Hey Duggee's Toothbrushing Song Has A Totally Brilliant Backstory

Plus, other amazing show trivia – like the fact there's a database of every woof Hey Duggee has ever voiced. "A-Woof!"
Hey Duggee's The Tooth Brushing Song
Studio AKA/CBBC
Hey Duggee's The Tooth Brushing Song

In just five years, Hey Duggee has gone from a cute but small deal – a cartoon about a charmingly monosyllabic dog looking after five cheerful young animals – to a pre-school phenomenon, populated with umpteen supporting characters, trips through time and space, deceptively detailed blink-and-you-miss-them gags, and an iron grip on the attention spans of children – and their parents.

Hey Duggee apps have been downloaded 3.6 million times. In 2018, its merch sales increased a mindblowing 1600%. The show has won six BAFTAs and just been nominated for two more. And it’s the first pre-school programme to be given an exhibition at the Design Museum – a pretty impressive accolade.

Arguably more impressive on a household-by-household basis is the way its standout tune, The Tooth Brushing Song, has ingrained itself into family life.

A two-minute real-time demonstration of how to, well, brush your teeth, this mildly hypnotic mega-hit has been adopted by parents across the UK as a theme song to this twice daily ritual – much to the delight of dentists.

In fact, it was a dentist who suggested it, the show’s creator, Grant Orchard, tells HuffPost UK.

“I didn’t want to do it initially,” says Orchard. ”How do you do a tooth-brushing episode and not make it preachy, onerous and overly worthy?”

The aforementioned tooth doctor emailed in to suggest a whole episode on the topic. “She thought we could really get the message across – and immediately when I hear something like that I shudder a bit,” says Orchard.

Despite his initial misgivings, something about the idea appealed to the animator, who cut his teeth, groan groan, on an Oscar-nominated short, A Morning Stroll. “If it’s a good idea, I don’t dismiss it – it’s just very hard to shoehorn anything like that into a seven-minute preschool narrative without it being a clunky gear change from what’s usually expected from the show.”

What lifted things, says Orchard, was the voice performance of the smelly-breathed lion, Alain L’Odeur, provided by Tom Read Wilson, otherwise known as the receptionist on Celebs Go Dating.
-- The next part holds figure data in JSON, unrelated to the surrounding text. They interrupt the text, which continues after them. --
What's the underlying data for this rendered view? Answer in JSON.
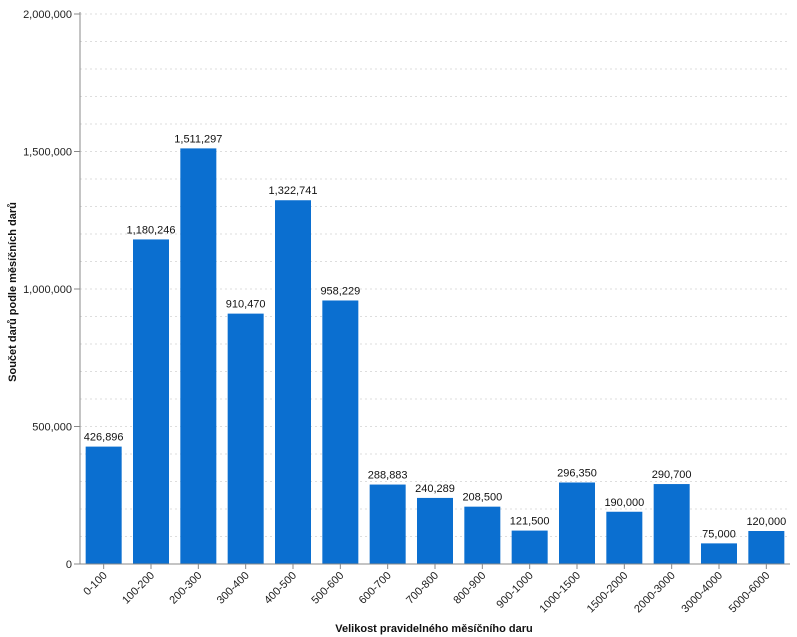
{
  "chart_data": {
    "type": "bar",
    "xlabel": "Velikost pravidelného měsíčního daru",
    "ylabel": "Součet darů podle měsíčních darů",
    "categories": [
      "0-100",
      "100-200",
      "200-300",
      "300-400",
      "400-500",
      "500-600",
      "600-700",
      "700-800",
      "800-900",
      "900-1000",
      "1000-1500",
      "1500-2000",
      "2000-3000",
      "3000-4000",
      "5000-6000"
    ],
    "values": [
      426896,
      1180246,
      1511297,
      910470,
      1322741,
      958229,
      288883,
      240289,
      208500,
      121500,
      296350,
      190000,
      290700,
      75000,
      120000
    ],
    "value_labels": [
      "426,896",
      "1,180,246",
      "1,511,297",
      "910,470",
      "1,322,741",
      "958,229",
      "288,883",
      "240,289",
      "208,500",
      "121,500",
      "296,350",
      "190,000",
      "290,700",
      "75,000",
      "120,000"
    ],
    "ylim": [
      0,
      2000000
    ],
    "yticks": [
      0,
      500000,
      1000000,
      1500000,
      2000000
    ],
    "ytick_labels": [
      "0",
      "500,000",
      "1,000,000",
      "1,500,000",
      "2,000,000"
    ],
    "grid": true,
    "bar_color": "#0b6fd0",
    "grid_color": "#dddddd",
    "axis_color": "#888888"
  }
}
Now that is some acting range!

Studio AKA, the animators who make Hey Duggee, are mindful that little people make parents sit through episode after episode of the CBeebies show, again and again, and wanted to make the experience enjoyable rather than a chore.

This starts in the studio. “For life-saving reasons, we wanted it to be enjoyable to make, too, so we put a lot of stuff in for adults that would make us laugh,” says Orchard. “We feel like parents are going to have to sit through this a lot, and the more we can put in for them, the less they’ll resent that.”
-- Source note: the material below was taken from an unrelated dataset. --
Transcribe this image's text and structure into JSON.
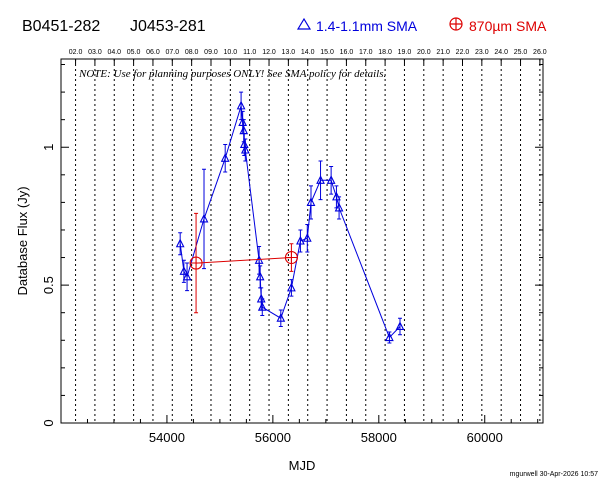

Designing Duggee exhibition at the Design Museum, London.
Ed Reeve
Designing Duggee exhibition at the Design Museum, London.
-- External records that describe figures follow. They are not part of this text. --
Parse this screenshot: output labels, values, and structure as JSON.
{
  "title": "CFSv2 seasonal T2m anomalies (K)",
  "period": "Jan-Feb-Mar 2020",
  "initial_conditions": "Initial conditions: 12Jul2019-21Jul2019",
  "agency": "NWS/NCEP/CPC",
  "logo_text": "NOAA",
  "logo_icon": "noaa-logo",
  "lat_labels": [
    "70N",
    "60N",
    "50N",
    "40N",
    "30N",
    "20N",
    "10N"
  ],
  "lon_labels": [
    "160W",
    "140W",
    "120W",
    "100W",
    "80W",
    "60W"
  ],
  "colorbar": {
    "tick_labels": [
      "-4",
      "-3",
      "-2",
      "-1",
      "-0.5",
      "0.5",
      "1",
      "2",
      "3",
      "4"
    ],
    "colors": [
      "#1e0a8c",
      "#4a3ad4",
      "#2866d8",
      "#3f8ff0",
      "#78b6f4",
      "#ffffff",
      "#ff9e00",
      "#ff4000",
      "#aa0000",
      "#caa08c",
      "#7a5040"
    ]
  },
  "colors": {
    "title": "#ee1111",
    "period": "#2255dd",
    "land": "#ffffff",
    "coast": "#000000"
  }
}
Just as the animation disguises complex ideas in seemingly simple guises, Duggee himself is an enigma in a big cuddly body. His catchphrase of “A-woof”, is voiced by the show’s animation director turned co-director, Sander Jones, which began as a temporary solution, says Orchard – much like Brad Bird, director of The Incredibles, voicing Edna Mode in the Pixar film franchise.

“Animators and directors will do guide voices and sometimes everyone ends up liking them,” says Orchard of the production process. “Sander initially just went “A-woof” into the microphone on a desktop computer, and we all went, ‘Well, that sounds good! Let’s not get someone famous to do it!’ And he’s very versatile with his woofs.”

Given Jones’ skill in the woofing department, the studio is now building a searchable database of every woof he’s ever voiced, so some deep-cut, archive woofs can be reused. “He can do a rough woof, and it can search and drag out a woof from the past that matches it,” says Orchard. “Like, if the scene calls for a woof delivered with a particularly woody timbre, we can find that.”

What can we expect from the next series? Some absurdly-detailed gags, for starters, that still feel visually clear and comprehensible and make the dozenth viewing, well, less maddening than with a lot of shows.

Watch out for the Future Badge episode, in which Squirrel Club shows up in a variety of different historical eras, hilariously-rendered. Says Orchard: “There’s a bit where you can see three portraits of Duggee – and they’re all tributes to different artist’s oeuvres.” They’ve also made a gleefully messed-up variation of a classic Ray Bradbury story from the 1950s.

And as well as the joy of slipping sci-fi references into pre-school television, Orchard is simply happy that Hey Duggee now passes what he calls ‘the wedding test’. “If you meet someone at a wedding and they ask what you do, if you say ‘I work on Hey Duggee’, they might have heard of it now.”

Designing Duggee is free at the Design Museum, London until 6 January.